Poet of the feminine: The legacy of Subramania Bharati
The Hindu
In the poet’s death centenary year, remembering his advocacy of women. And remembering the women who preserved his rich legacy
When C. Subramania Bharati died 100 years ago on September 11, 1921, he left his literary legacy in the hands of women: his wife and two daughters. There is something deeply and even spiritually satisfying about this fact. Bharati was a champion of women’s rights. As a poet, mystic, and visionary, his advocacy of women reached unique heights. He wrote that women were the propagators of civilisation, not primarily in the sense of propagating human population, but as the preservers and propagators of culture. Accordingly, women must “write the laws” and lead society.
In his English-language essay entitled ‘The Place of Woman’, he writes: “Civilisation is the taming down of man by woman. Men, indeed, have till now been trying, with scant success, to civilise one another by means of the sword and the bullet, the prison cell, the gibbet, and the rack. But it has been the lot of woman to have no other weapon than fables, parables, and symbols in her work of civilising man. … Where woman comes, comes Art. And what is Art, if not the effort of humanity towards divinity?”
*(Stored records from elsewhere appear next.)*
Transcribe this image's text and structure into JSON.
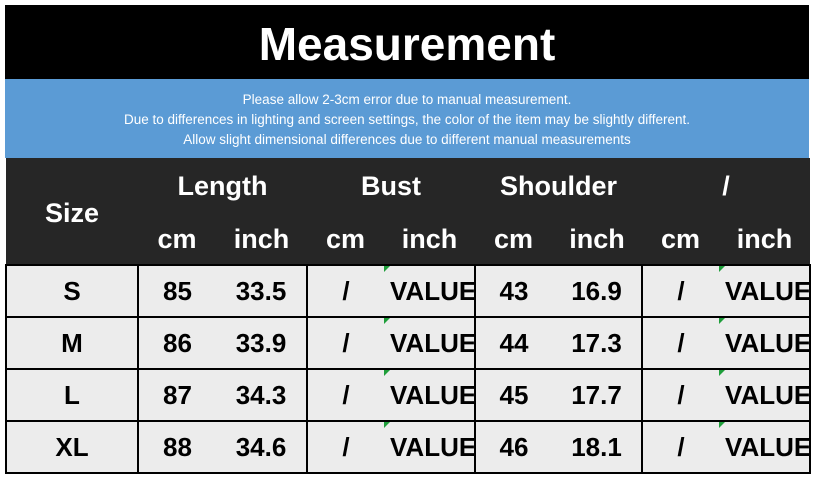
{
  "title": "Measurement",
  "notes": [
    "Please allow 2-3cm error due to manual measurement.",
    "Due to differences in lighting and screen settings, the color of the item may be slightly different.",
    "Allow slight dimensional differences due to different manual measurements"
  ],
  "header": {
    "size": "Size",
    "groups": [
      "Length",
      "Bust",
      "Shoulder",
      "/"
    ],
    "cm": "cm",
    "inch": "inch"
  },
  "rows": [
    {
      "size": "S",
      "length_cm": "85",
      "length_in": "33.5",
      "bust_cm": "/",
      "bust_in": "VALUE",
      "shoulder_cm": "43",
      "shoulder_in": "16.9",
      "x_cm": "/",
      "x_in": "VALUE"
    },
    {
      "size": "M",
      "length_cm": "86",
      "length_in": "33.9",
      "bust_cm": "/",
      "bust_in": "VALUE",
      "shoulder_cm": "44",
      "shoulder_in": "17.3",
      "x_cm": "/",
      "x_in": "VALUE"
    },
    {
      "size": "L",
      "length_cm": "87",
      "length_in": "34.3",
      "bust_cm": "/",
      "bust_in": "VALUE",
      "shoulder_cm": "45",
      "shoulder_in": "17.7",
      "x_cm": "/",
      "x_in": "VALUE"
    },
    {
      "size": "XL",
      "length_cm": "88",
      "length_in": "34.6",
      "bust_cm": "/",
      "bust_in": "VALUE",
      "shoulder_cm": "46",
      "shoulder_in": "18.1",
      "x_cm": "/",
      "x_in": "VALUE"
    }
  ]
}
But the society of Bharati’s times was not so well-disposed towards women. The notions of women’s property, women’s leadership, and women’s rights were all woefully, fatally underdeveloped in early 20th-century India, which was languishing in the grip of the British colonial administration. The British made a show of improving women’s lot in India, yet they were doing so at a time when women in Britain had still not acquired full “personhood” under the law. The British wielded Western notions of women’s place in society like a blunt-edged weapon, striking down the evil of sati with the same blows that eventually levelled Kerala’s progressive, matrilineal traditions.